Appropriate kernels for Divisive Normalization explained by Wilson-Cowan equations

Cascades of standard Linear+NonLinear-Divisive Normalization transforms [Carandini&Heeger12] can be easily fitted using the appropriate formulation introduced in [Martinez17a] to reproduce the perception of image distortion in naturalistic environments. However, consistently with [Rust&Movshon05], training the model in naturalistic environments does not guarantee the prediction of well known phenomena illustrated by artificial stimuli. For example, the cascade of Divisive Normalizations fitted with image quality databases has to be modified to include a variety aspects of masking of simple patterns.

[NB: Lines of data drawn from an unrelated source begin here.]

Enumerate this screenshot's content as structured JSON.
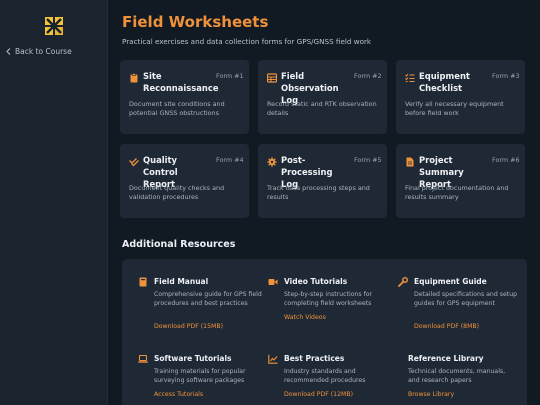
{
  "sidebar": {
    "back_label": "Back to Course"
  },
  "header": {
    "title": "Field Worksheets",
    "subtitle": "Practical exercises and data collection forms for GPS/GNSS field work"
  },
  "worksheets": [
    {
      "title": "Site Reconnaissance",
      "form": "Form #1",
      "desc": "Document site conditions and potential GNSS obstructions",
      "icon": "clipboard-icon"
    },
    {
      "title": "Field Observation Log",
      "form": "Form #2",
      "desc": "Record static and RTK observation details",
      "icon": "table-icon"
    },
    {
      "title": "Equipment Checklist",
      "form": "Form #3",
      "desc": "Verify all necessary equipment before field work",
      "icon": "checklist-icon"
    },
    {
      "title": "Quality Control Report",
      "form": "Form #4",
      "desc": "Document quality checks and validation procedures",
      "icon": "check-double-icon"
    },
    {
      "title": "Post-Processing Log",
      "form": "Form #5",
      "desc": "Track data processing steps and results",
      "icon": "gear-icon"
    },
    {
      "title": "Project Summary Report",
      "form": "Form #6",
      "desc": "Final project documentation and results summary",
      "icon": "document-icon"
    }
  ],
  "resources": {
    "title": "Additional Resources",
    "items": [
      {
        "title": "Field Manual",
        "desc": "Comprehensive guide for GPS field procedures and best practices",
        "link": "Download PDF (15MB)",
        "icon": "book-icon"
      },
      {
        "title": "Video Tutorials",
        "desc": "Step-by-step instructions for completing field worksheets",
        "link": "Watch Videos",
        "icon": "video-icon"
      },
      {
        "title": "Equipment Guide",
        "desc": "Detailed specifications and setup guides for GPS equipment",
        "link": "Download PDF (8MB)",
        "icon": "wrench-icon"
      },
      {
        "title": "Software Tutorials",
        "desc": "Training materials for popular surveying software packages",
        "link": "Access Tutorials",
        "icon": "laptop-icon"
      },
      {
        "title": "Best Practices",
        "desc": "Industry standards and recommended procedures",
        "link": "Download PDF (12MB)",
        "icon": "chart-line-icon"
      },
      {
        "title": "Reference Library",
        "desc": "Technical documents, manuals, and research papers",
        "link": "Browse Library",
        "icon": ""
      }
    ]
  },
  "colors": {
    "accent": "#f0923a",
    "background": "#111923",
    "card": "#1f2935",
    "sidebar": "#1a232e"
  }
}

Specifically, the standard Gaussian kernels of [Watson&Solomon97] have to be augmented with extra weights [Martinez17b]. These can be introduced ad-hoc using the intuition to solve the empirical failures found in the original model, but it would be nice a better justification for this hack. In this work we give a theoretical justification of such empirical modification of the Watson&Solomon kernel based on the Wilson-Cowan [WilsonCowan73] model of cortical interactions. Specifically, we show that the analytical relation between the Divisive Normalization model and the Wilson-Cowan model proposed here leads to the kind of extra factors that have to be included and its qualitative dependence with frequency.